While the bristles covering the legs of the gecko are much smaller than the robot – from 100 to 200 billionths of a meter in diameter, a thousand times smaller than a human hair – but more than enough to support the weight of the robot, as Michael Henrey.
Avoid outputs high risk
A series of tests conducted in the laboratories of the ESA in Noordwijk, the Netherlands, showed that it worked perfectly similar to those of space conditions. “This experimental success means that its deployment in space may be possible one day,” said Laurent Pambaguian, ESA scientist associated with the project.
could allow astronauts to avoid trips to high risk for repairs or other emergency operations outside of their craft, such as that conducted before Christmas by two Americans who had to rehabilitate a cooling system on the International Space Station (ISS).

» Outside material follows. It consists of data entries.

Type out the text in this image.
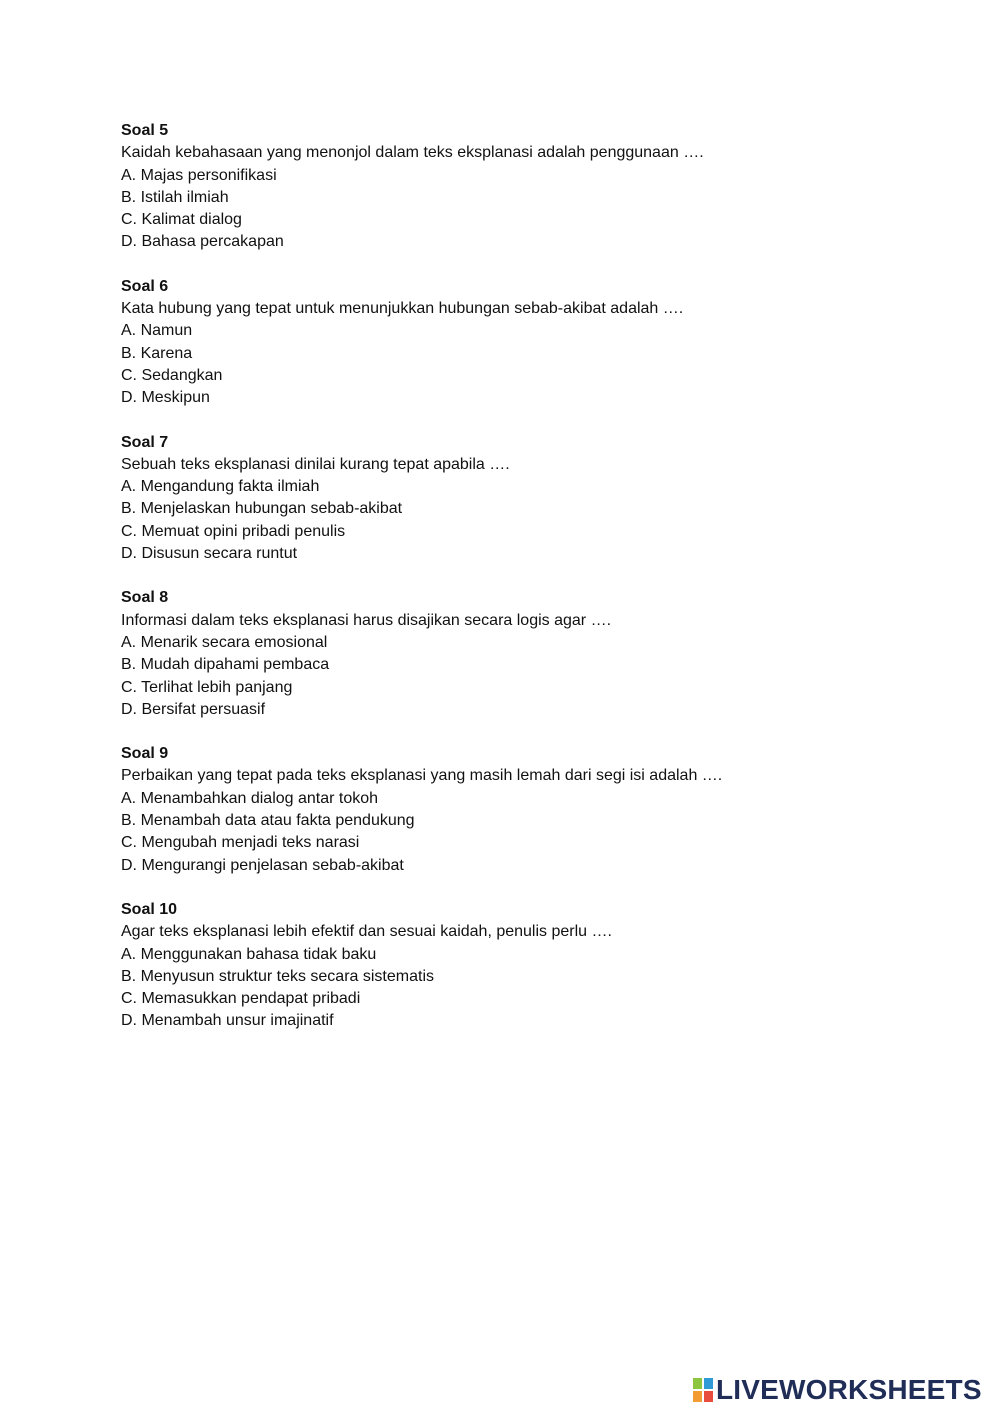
Soal 5

Kaidah kebahasaan yang menonjol dalam teks eksplanasi adalah penggunaan ….

A. Majas personifikasi

B. Istilah ilmiah

C. Kalimat dialog

D. Bahasa percakapan

Soal 6

Kata hubung yang tepat untuk menunjukkan hubungan sebab-akibat adalah ….

A. Namun

B. Karena

C. Sedangkan

D. Meskipun

Soal 7

Sebuah teks eksplanasi dinilai kurang tepat apabila ….

A. Mengandung fakta ilmiah

B. Menjelaskan hubungan sebab-akibat

C. Memuat opini pribadi penulis

D. Disusun secara runtut

Soal 8

Informasi dalam teks eksplanasi harus disajikan secara logis agar ….

A. Menarik secara emosional

B. Mudah dipahami pembaca

C. Terlihat lebih panjang

D. Bersifat persuasif

Soal 9

Perbaikan yang tepat pada teks eksplanasi yang masih lemah dari segi isi adalah ….

A. Menambahkan dialog antar tokoh

B. Menambah data atau fakta pendukung

C. Mengubah menjadi teks narasi

D. Mengurangi penjelasan sebab-akibat

Soal 10

Agar teks eksplanasi lebih efektif dan sesuai kaidah, penulis perlu ….

A. Menggunakan bahasa tidak baku

B. Menyusun struktur teks secara sistematis

C. Memasukkan pendapat pribadi

D. Menambah unsur imajinatif

LIVEWORKSHEETS
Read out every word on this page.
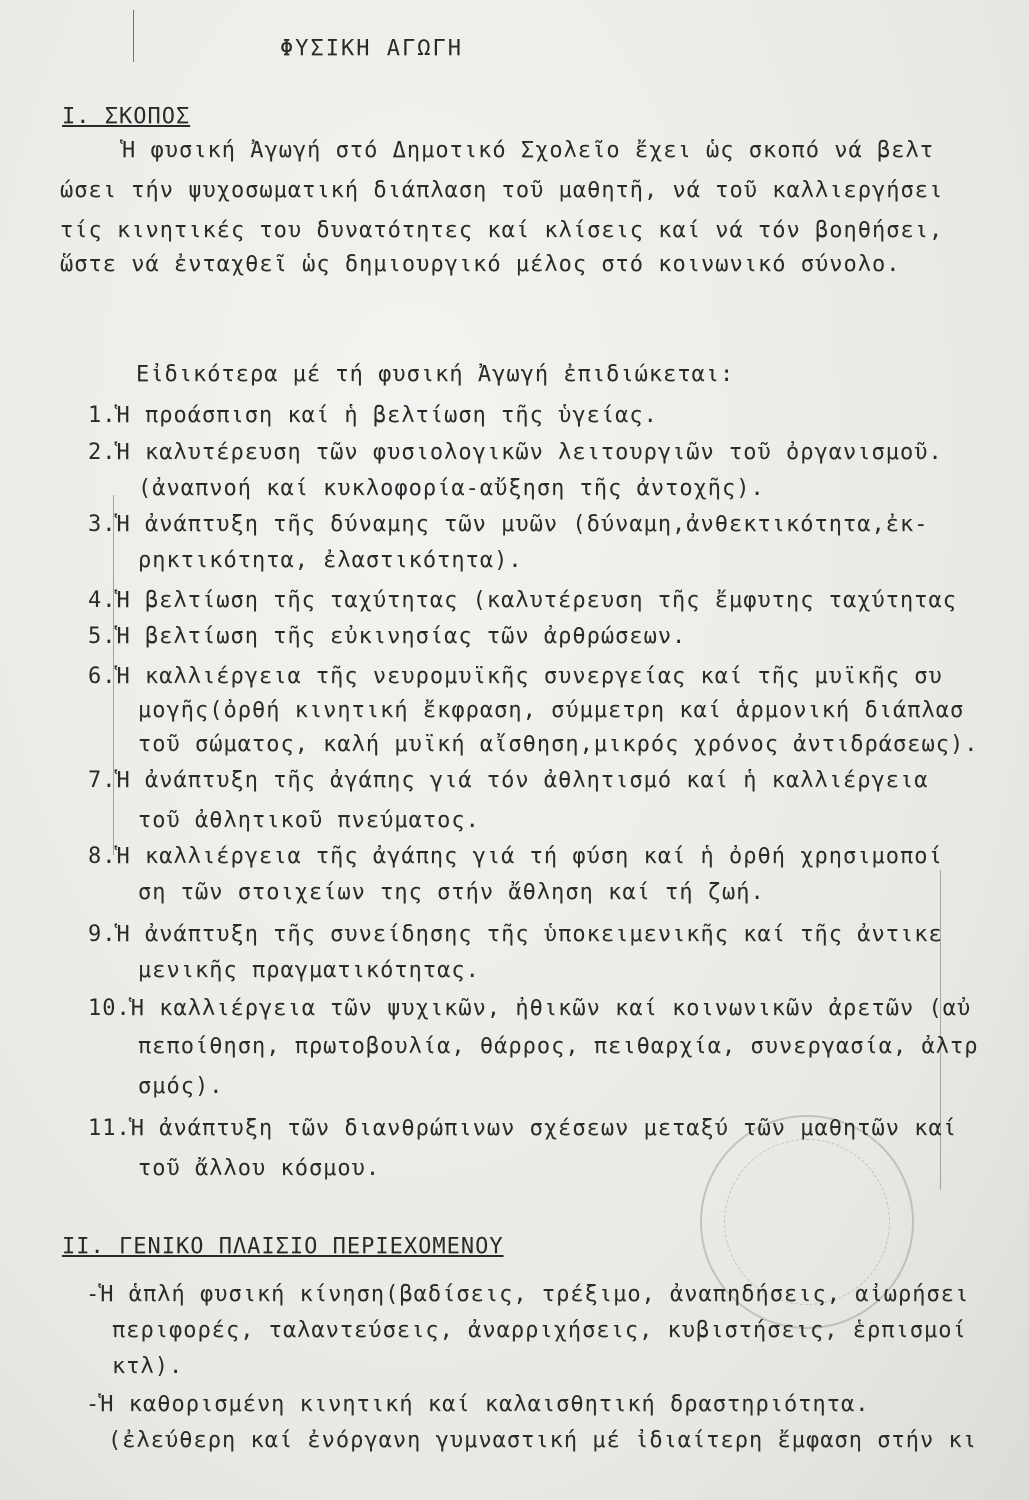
ΦΥΣΙΚΗ ΑΓΩΓΗ
Ι. ΣΚΟΠΟΣ
Ἡ φυσική Ἀγωγή στό Δημοτικό Σχολεῖο ἔχει ὡς σκοπό νά βελτ
ώσει τήν ψυχοσωματική διάπλαση τοῦ μαθητῆ, νά τοῦ καλλιεργήσει
τίς κινητικές του δυνατότητες καί κλίσεις καί νά τόν βοηθήσει,
ὥστε νά ἐνταχθεῖ ὡς δημιουργικό μέλος στό κοινωνικό σύνολο.
Εἰδικότερα μέ τή φυσική Ἀγωγή ἐπιδιώκεται:
1.Ἡ προάσπιση καί ἡ βελτίωση τῆς ὑγείας.
2.Ἡ καλυτέρευση τῶν φυσιολογικῶν λειτουργιῶν τοῦ ὀργανισμοῦ.
(ἀναπνοή καί κυκλοφορία-αὔξηση τῆς ἀντοχῆς).
3.Ἡ ἀνάπτυξη τῆς δύναμης τῶν μυῶν (δύναμη,ἀνθεκτικότητα,ἐκ-
ρηκτικότητα, ἐλαστικότητα).
4.Ἡ βελτίωση τῆς ταχύτητας (καλυτέρευση τῆς ἔμφυτης ταχύτητας
5.Ἡ βελτίωση τῆς εὐκινησίας τῶν ἀρθρώσεων.
6.Ἡ καλλιέργεια τῆς νευρομυϊκῆς συνεργείας καί τῆς μυϊκῆς συ
μογῆς(ὀρθή κινητική ἔκφραση, σύμμετρη καί ἁρμονική διάπλασ
τοῦ σώματος, καλή μυϊκή αἴσθηση,μικρός χρόνος ἀντιδράσεως).
7.Ἡ ἀνάπτυξη τῆς ἀγάπης γιά τόν ἀθλητισμό καί ἡ καλλιέργεια
τοῦ ἀθλητικοῦ πνεύματος.
8.Ἡ καλλιέργεια τῆς ἀγάπης γιά τή φύση καί ἡ ὀρθή χρησιμοποί
ση τῶν στοιχείων της στήν ἄθληση καί τή ζωή.
9.Ἡ ἀνάπτυξη τῆς συνείδησης τῆς ὑποκειμενικῆς καί τῆς ἀντικε
μενικῆς πραγματικότητας.
10.Ἡ καλλιέργεια τῶν ψυχικῶν, ἠθικῶν καί κοινωνικῶν ἀρετῶν (αὐ
πεποίθηση, πρωτοβουλία, θάρρος, πειθαρχία, συνεργασία, ἀλτρ
σμός).
11.Ἡ ἀνάπτυξη τῶν διανθρώπινων σχέσεων μεταξύ τῶν μαθητῶν καί
τοῦ ἄλλου κόσμου.
ΙΙ. ΓΕΝΙΚΟ ΠΛΑΙΣΙΟ ΠΕΡΙΕΧΟΜΕΝΟΥ
-Ἡ ἁπλή φυσική κίνηση(βαδίσεις, τρέξιμο, ἀναπηδήσεις, αἰωρήσει
περιφορές, ταλαντεύσεις, ἀναρριχήσεις, κυβιστήσεις, ἑρπισμοί
κτλ).
-Ἡ καθορισμένη κινητική καί καλαισθητική δραστηριότητα.
(ἐλεύθερη καί ἐνόργανη γυμναστική μέ ἰδιαίτερη ἔμφαση στήν κι
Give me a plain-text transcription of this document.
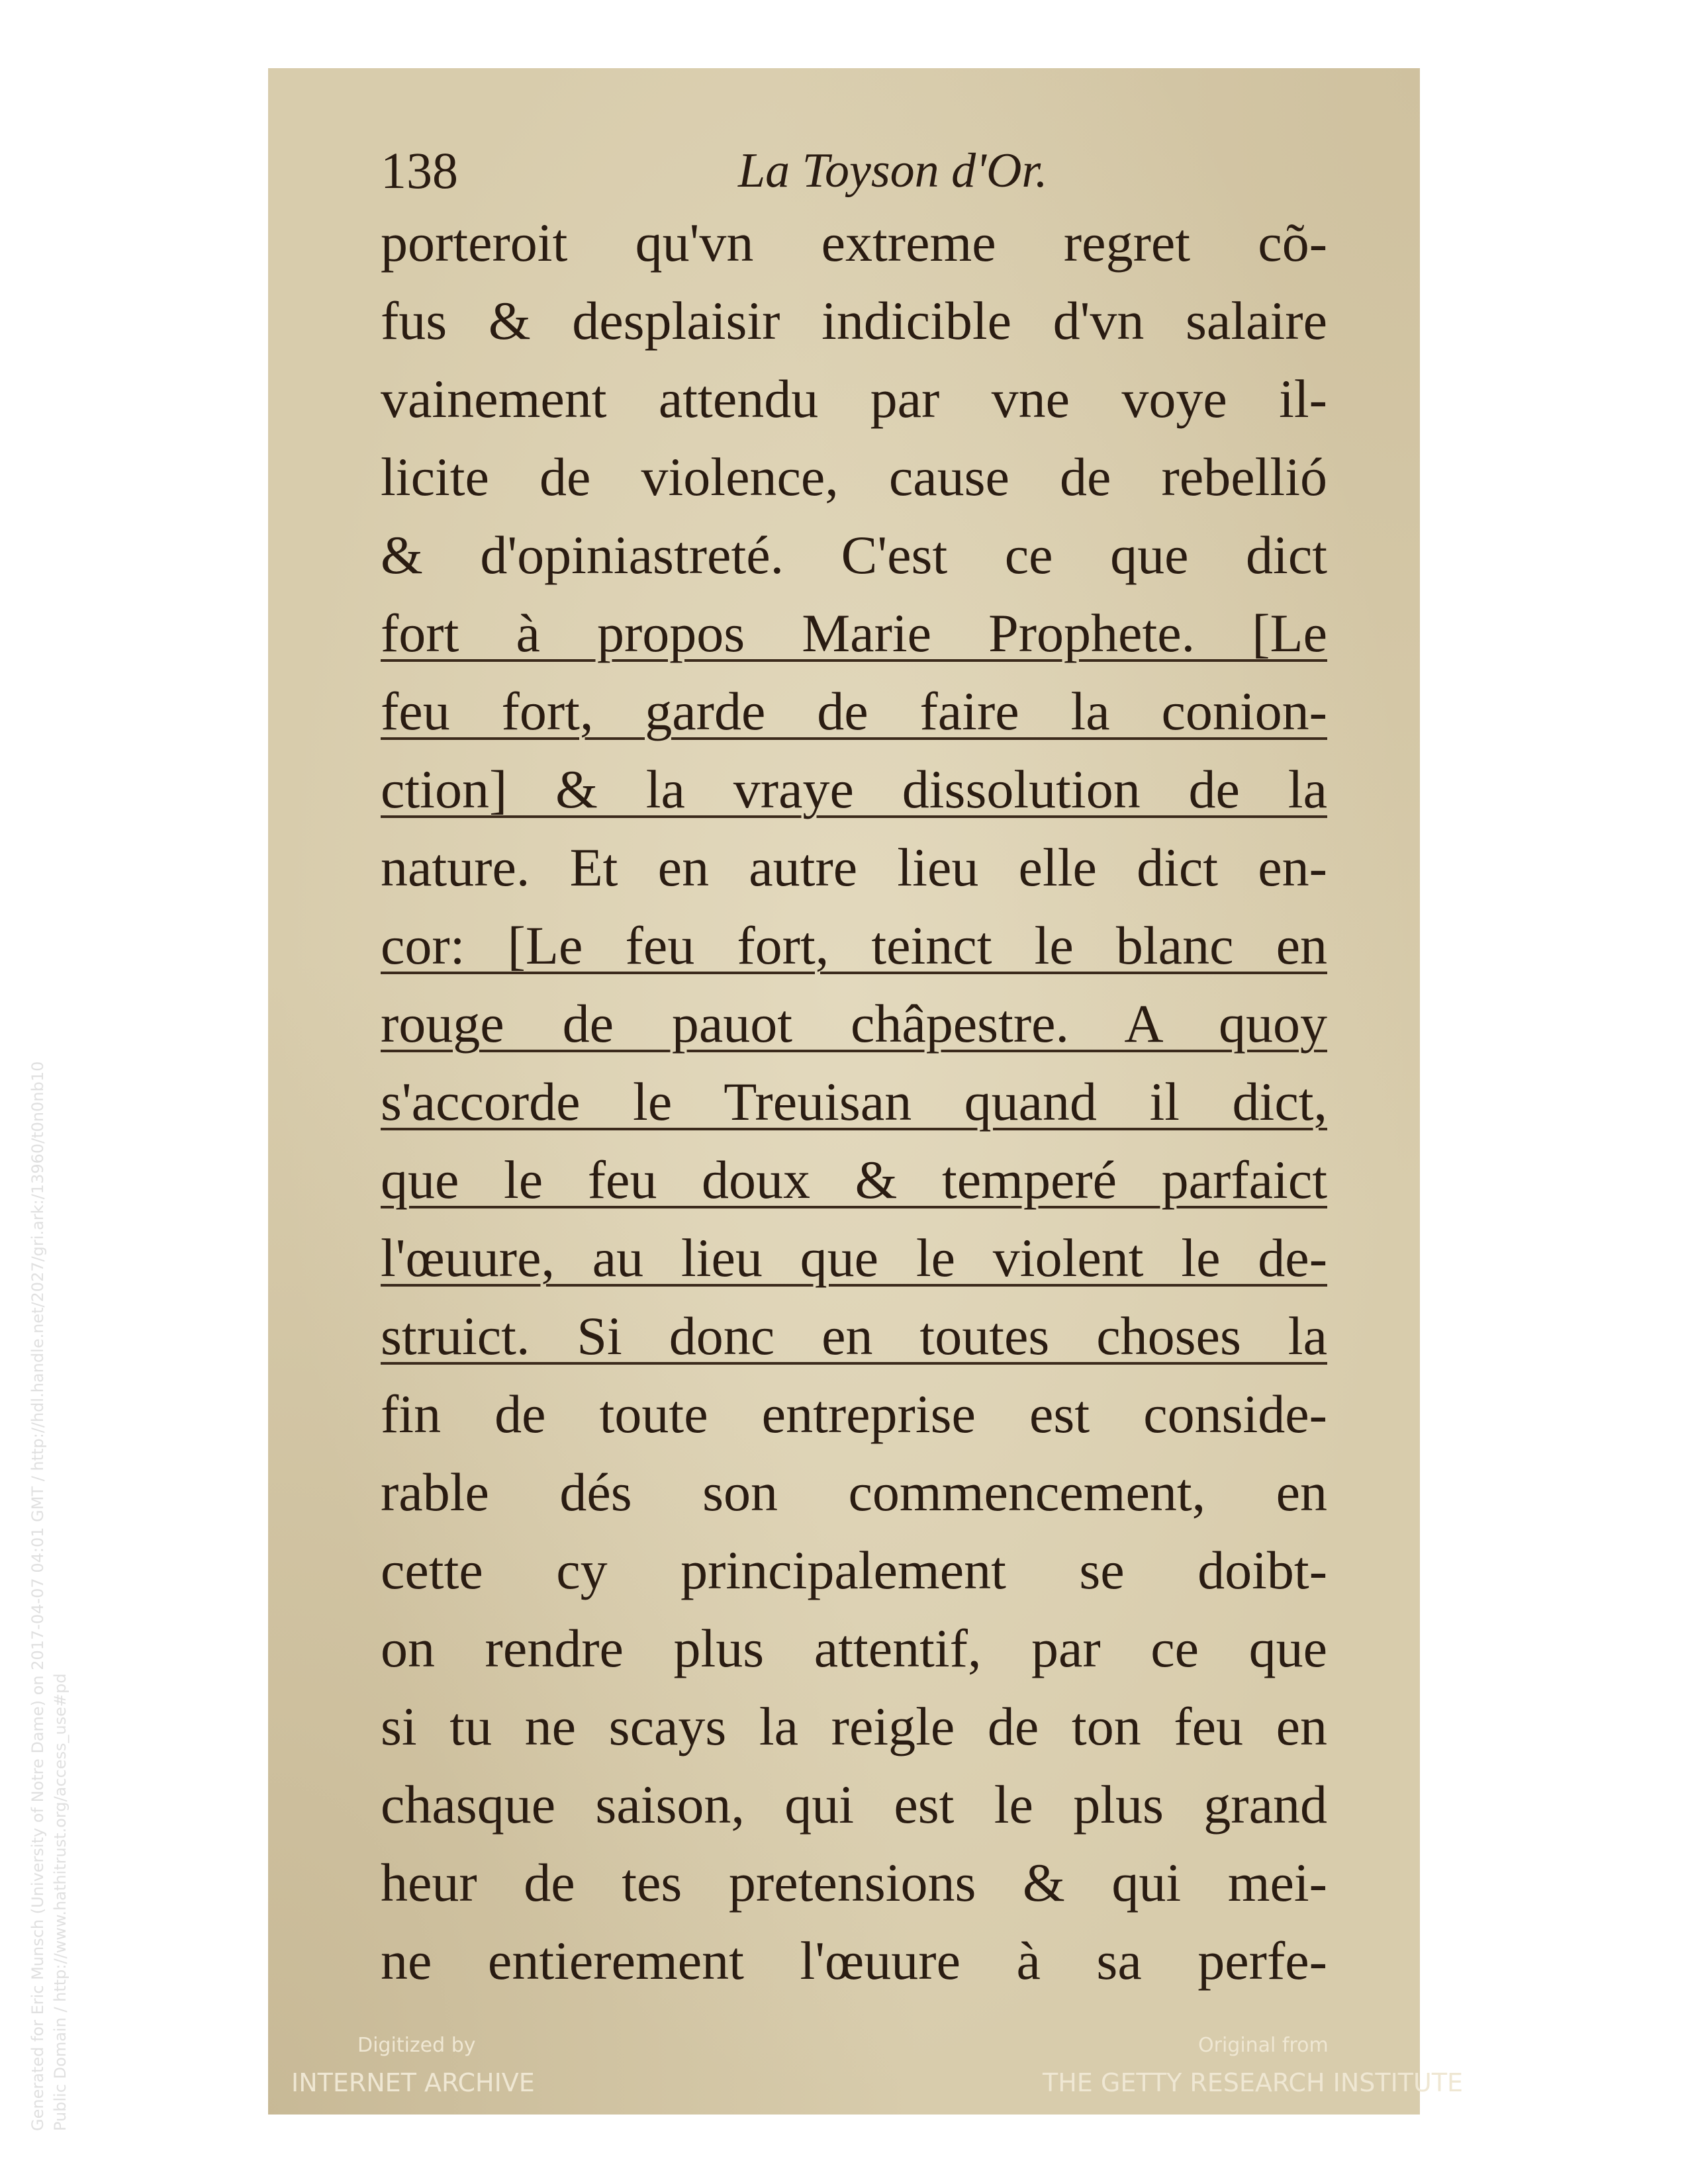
Generated for Eric Munsch (University of Notre Dame) on 2017-04-07 04:01 GMT / http://hdl.handle.net/2027/gri.ark:/13960/t0n0nb10 Public Domain / http://www.hathitrust.org/access_use#pd
138	La Toyson d'Or.
porteroit qu'vn extreme regret cõ-
fus & desplaisir indicible d'vn salaire
vainement attendu par vne voye il-
licite de violence, cause de rebellió
& d'opiniastreté. C'est ce que dict
fort à propos Marie Prophete. [Le
feu fort, garde de faire la conion-
ction] & la vraye dissolution de la
nature. Et en autre lieu elle dict en-
cor: [Le feu fort, teinct le blanc en
rouge de pauot châpestre. A quoy
s'accorde le Treuisan quand il dict,
que le feu doux & temperé parfaict
l'œuure, au lieu que le violent le de-
struict. Si donc en toutes choses la
fin de toute entreprise est conside-
rable dés son commencement, en
cette cy principalement se doibt-
on rendre plus attentif, par ce que
si tu ne scays la reigle de ton feu en
chasque saison, qui est le plus grand
heur de tes pretensions & qui mei-
ne entierement l'œuure à sa perfe-
Digitized by
INTERNET ARCHIVE
Original from
THE GETTY RESEARCH INSTITUTE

Abigaille six legs are moving in four directions, which allows the robot gecko go without falling flat to a vertical wall surface. Unlike a wheeled robot, it could easily climb over obstacles peppering the circumference of a satellite that should fix ensures Michael Henrey.
“Improving hardware equipment once it is in space is very expensive, the idea would be to start by sending a fairly general robot, which could then be adapted, through software updates at different tasks that were not anticipated at the beginning of the project, “he explains.